As people flood out from the chapel, I watch them, all alone, standing in a beautiful dress on what could have been the happiest day of my life.
Who am I kidding? This was never going to end well. The question was, just what degree of awful would it be?
Level terrible is where it ended up.
I’m left standing alone, shunned, just as I feared.
My magic may have been the reason why people are leaving, but it’s not the reason I’m alone.
I did that to myself, and there’s no way to salvage this.
Chapter 44
Coco
Ron takes me home, and as soon as I step through the door, the scent hits me.
The whole house smells like Stone—salty air, pine soap, the faint aroma of ocean wind tangled with something warm and clean. After I peel off the dress—which I’ll return, of course—I find one of his T-shirts folded at the foot of the bed. I pull it on and crawl into the side he’s been sleeping on, pressing my face to his pillow like it might hold the last breath he left behind.
I blink at the dark ceiling hour after hour until sleep finally drags me under.
I awaken the next morning and stare at my ceiling for a good thirty minutes before finally dragging myself from bed to get cleaned up. My entire body aches from the emotional strain of last night, and of course the whole scene is on replay in my mind.
It’s like I want to live in this agony. No, not live in it. I simply don’t know how to shut it off and move forward.
Maybe I don’t deserve to. Maybe I deserve to be haunted by what I did to Stone.

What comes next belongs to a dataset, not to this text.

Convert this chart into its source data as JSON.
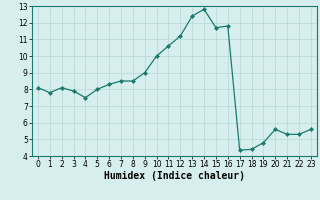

Soon as I’m out of the shower, there’s a knock at the front door. My body thrums with hope. Maybe it’s Stone and he’s forgiven me.
I open the door, half praying it’s him, half dreading that it is, because the look of contempt he gave me last night mirrored what I knew he’d feel when he discovered the truth.
But it isn’t Stone. It’s Cristina. She stands in the doorway with a to-go cup of coffee. “Hey,” she says gently. “I thought you might need this.”
“More like I could use a bottle of whiskey.”
She grimaces. “Can I come in?”
“Sure.”
I move aside as she hands me the cup. I’m hit with the scents of cinnamon and vanilla. I take a tentative sip and sigh. This helps. It won’t heal. But it will certainly help.
“How’d you sleep?” she asks, placing her lower back against the kitchen counter.
“Like shit. As you’d expect.”
She nods. “What are you going to do?”
I shrug. “Hide out here all weekend so I don’t have to see anyone. Put a bag over my head if I have to go into town—at least for the first month. Maybe it’ll all blow over by then.”
Cristina gives me a sympathetic look.
I sink onto a chair. “I made a huge mess of it all and he hates me. He always would’ve hated me, though.”
Maybe I wanted him to, because in the end it’ll be easier to release him if he hates me. It’s a clean break.
Oh, who am I kidding? There’s no easy way to let go of the effect Stone Maddox had on me.
I laugh and it’s a fractured sound. “I ruined everything, Cristina.”